From Jesus' Last Discourse to his disciples (John 14:27-31):

Jesus said to his disciples: 
‘Peace I bequeath to you, my own peace I give you, a peace the world cannot give, this is my gift to you.
Do not let your hearts be troubled or afraid. You heard me say: I am going away, and shall return. If you loved me you would have been glad to know that I am going to the Father, for the Father is greater than I. I have told you this now before it happens, so that when it does happen you may believe. I shall not talk with you any longer, because the prince of this world is on his way. He has no power over me, but the world must be brought to know that I love the Father and that I am doing exactly what the Father told me.’

When I think of peace, I am reminded of the poem Stopping by Woods on a Snowy Evening by Robert Frost. It is about a moment of peace experienced in passing while when stopping for a moment to watch a woods fill up with snow. It ends with this famous stanza:

The woods are lovely, dark and deep,
But I have promises to keep,
And miles to go before I sleep,
And miles to go before I sleep.

That fleeting moment of peace carved out of a world crammed full of “shoulds”. This is how the world gives peace.

The peace that Jesus gives is different. He tells his disciples of it just before he is about to dragged from their presence and violently executed. “Peace” he gives them, when they will realize that he was indeed “doing exactly what the Father told” him.

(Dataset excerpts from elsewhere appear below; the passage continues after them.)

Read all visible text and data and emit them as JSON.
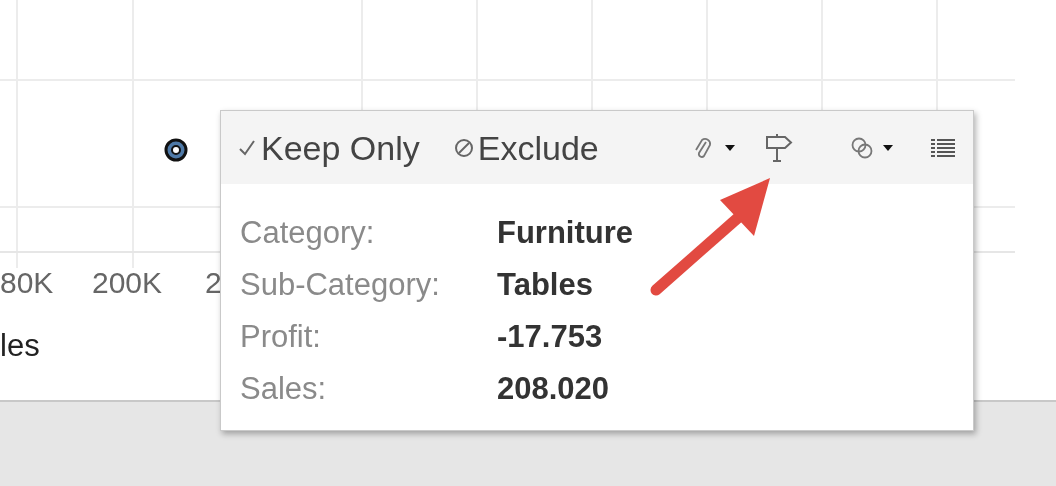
{
  "chart": {
    "axis_labels": [
      "80K",
      "200K",
      "2"
    ],
    "axis_title": "les"
  },
  "tooltip": {
    "actions": [
      {
        "kind": "keep",
        "label": "Keep Only"
      },
      {
        "kind": "exclude",
        "label": "Exclude"
      }
    ],
    "fields": [
      {
        "label": "Category:",
        "value": "Furniture"
      },
      {
        "label": "Sub-Category:",
        "value": "Tables"
      },
      {
        "label": "Profit:",
        "value": "-17.753"
      },
      {
        "label": "Sales:",
        "value": "208.020"
      }
    ]
  }
}
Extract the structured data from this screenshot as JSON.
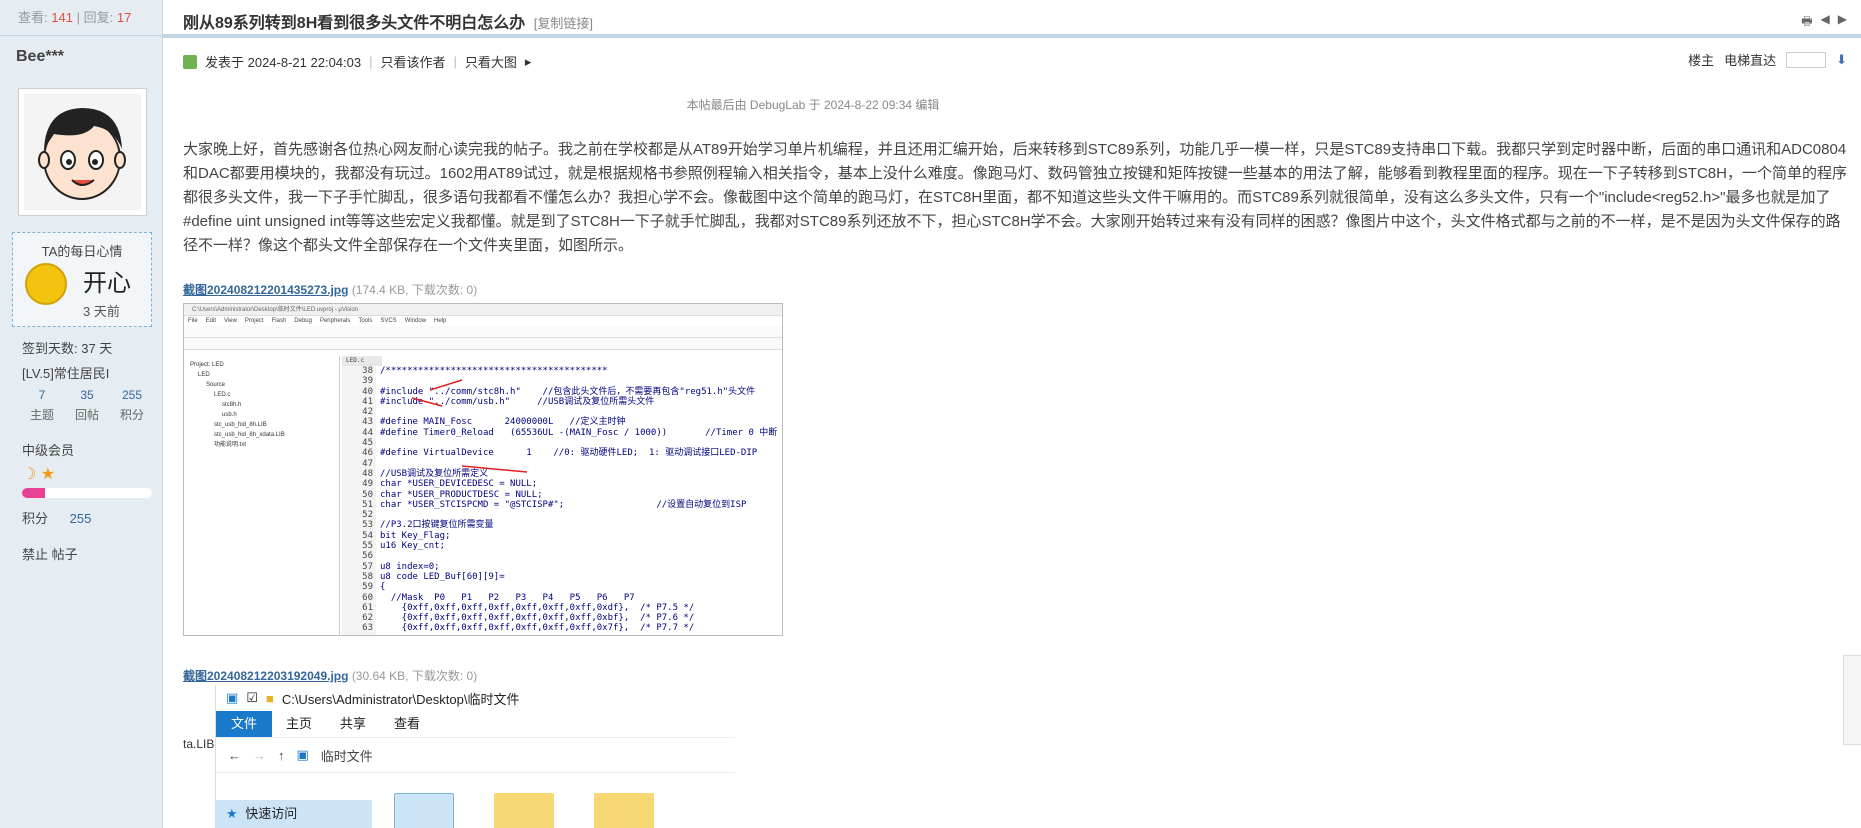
{
  "stats": {
    "views_label": "查看:",
    "views": "141",
    "sep": "|",
    "replies_label": "回复:",
    "replies": "17"
  },
  "thread": {
    "title": "刚从89系列转到8H看到很多头文件不明白怎么办",
    "copy_link": "[复制链接]"
  },
  "author": {
    "name": "Bee***"
  },
  "mood": {
    "title": "TA的每日心情",
    "text": "开心",
    "time": "3 天前"
  },
  "sidebar": {
    "checkin": "签到天数: 37 天",
    "level": "[LV.5]常住居民I",
    "trio": [
      {
        "value": "7",
        "label": "主题"
      },
      {
        "value": "35",
        "label": "回帖"
      },
      {
        "value": "255",
        "label": "积分"
      }
    ],
    "member": "中级会员",
    "points_label": "积分",
    "points_value": "255",
    "ban": "禁止 帖子"
  },
  "postinfo": {
    "posted": "发表于 2024-8-21 22:04:03",
    "only_author": "只看该作者",
    "only_images": "只看大图",
    "floor": "楼主",
    "elevator": "电梯直达"
  },
  "edited": "本帖最后由 DebugLab 于 2024-8-22 09:34 编辑",
  "body": "大家晚上好，首先感谢各位热心网友耐心读完我的帖子。我之前在学校都是从AT89开始学习单片机编程，并且还用汇编开始，后来转移到STC89系列，功能几乎一模一样，只是STC89支持串口下载。我都只学到定时器中断，后面的串口通讯和ADC0804和DAC都要用模块的，我都没有玩过。1602用AT89试过，就是根据规格书参照例程输入相关指令，基本上没什么难度。像跑马灯、数码管独立按键和矩阵按键一些基本的用法了解，能够看到教程里面的程序。现在一下子转移到STC8H，一个简单的程序都很多头文件，我一下子手忙脚乱，很多语句我都看不懂怎么办？我担心学不会。像截图中这个简单的跑马灯，在STC8H里面，都不知道这些头文件干嘛用的。而STC89系列就很简单，没有这么多头文件，只有一个\"include<reg52.h>\"最多也就是加了#define uint unsigned int等等这些宏定义我都懂。就是到了STC8H一下子就手忙脚乱，我都对STC89系列还放不下，担心STC8H学不会。大家刚开始转过来有没有同样的困惑？像图片中这个，头文件格式都与之前的不一样，是不是因为头文件保存的路径不一样？像这个都头文件全部保存在一个文件夹里面，如图所示。",
  "attachments": [
    {
      "name": "截图202408212201435273.jpg",
      "meta": "(174.4 KB, 下载次数: 0)"
    },
    {
      "name": "截图202408212203192049.jpg",
      "meta": "(30.64 KB, 下载次数: 0)"
    }
  ],
  "ide": {
    "title": "C:\\Users\\Administrator\\Desktop\\临时文件\\LED.uvproj - µVision",
    "menu": [
      "File",
      "Edit",
      "View",
      "Project",
      "Flash",
      "Debug",
      "Peripherals",
      "Tools",
      "SVCS",
      "Window",
      "Help"
    ],
    "tab": "LED.c",
    "tree": [
      "Project: LED",
      "LED",
      "Source",
      "LED.c",
      "stc8h.h",
      "usb.h",
      "stc_usb_hid_8h.LIB",
      "stc_usb_hid_8h_xdata.LIB",
      "功能说明.txt"
    ],
    "gutter": "38\n39\n40\n41\n42\n43\n44\n45\n46\n47\n48\n49\n50\n51\n52\n53\n54\n55\n56\n57\n58\n59\n60\n61\n62\n63",
    "code": "/*****************************************\n\n#include \"../comm/stc8h.h\"    //包含此头文件后，不需要再包含\"reg51.h\"头文件\n#include \"../comm/usb.h\"     //USB调试及复位所需头文件\n\n#define MAIN_Fosc      24000000L   //定义主时钟\n#define Timer0_Reload   (65536UL -(MAIN_Fosc / 1000))       //Timer 0 中断\n\n#define VirtualDevice      1    //0: 驱动硬件LED;  1: 驱动调试接口LED-DIP\n\n//USB调试及复位所需定义\nchar *USER_DEVICEDESC = NULL;\nchar *USER_PRODUCTDESC = NULL;\nchar *USER_STCISPCMD = \"@STCISP#\";                 //设置自动复位到ISP\n\n//P3.2口按键复位所需变量\nbit Key_Flag;\nu16 Key_cnt;\n\nu8 index=0;\nu8 code LED_Buf[60][9]=\n{\n  //Mask  P0   P1   P2   P3   P4   P5   P6   P7\n    {0xff,0xff,0xff,0xff,0xff,0xff,0xff,0xdf},  /* P7.5 */\n    {0xff,0xff,0xff,0xff,0xff,0xff,0xff,0xbf},  /* P7.6 */\n    {0xff,0xff,0xff,0xff,0xff,0xff,0xff,0x7f},  /* P7.7 */"
  },
  "explorer": {
    "path": "C:\\Users\\Administrator\\Desktop\\临时文件",
    "ribbon": [
      "文件",
      "主页",
      "共享",
      "查看"
    ],
    "crumb": "临时文件",
    "nav_item": "快速访问",
    "partial_label": "ta.LIB"
  }
}
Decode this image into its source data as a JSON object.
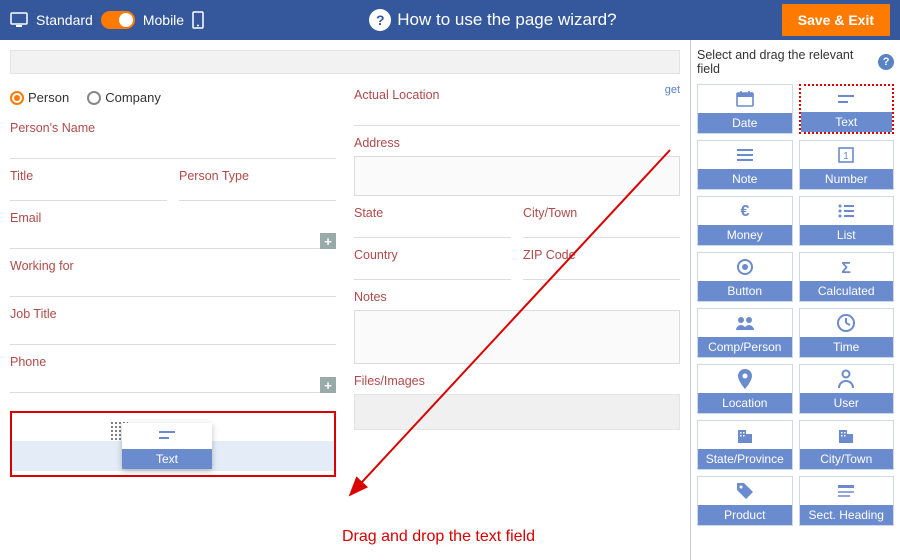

This deep peace is not a slave to what happens—it can place what happens within a context of what will be brought about through it. It deals with the present knowing that the there is more going on than meets the eye—the world is turning, and God is directing this transformation. So it replaces the crushing tyranny of what is with the empowering glimmer of what is to be. 

This is a peace that lasts, that endures, that can risk, that can look into the face of injustice and seemingly overwhelming odds to overcome and have the courage to take the action required to change the world. It is the peace that allows lovers to give themselves to one another in marriage or religious vows for the rest of their lives, despite the odds. It is the peace that Martin Luther King Jr. was referring to when he told of us his dream of that peaceful valley where all people live together in peace—that peaceful valley that he may never get to, but that he glimpsed on the mountain.

Today—right now—reconnect with that glimmer that set you on the path of following Jesus, of believing in his way. Remember why it is that this matters and rediscover what it is that God needs you to do in this moment. Do this, and you will find that lasting peace that the world cannot give.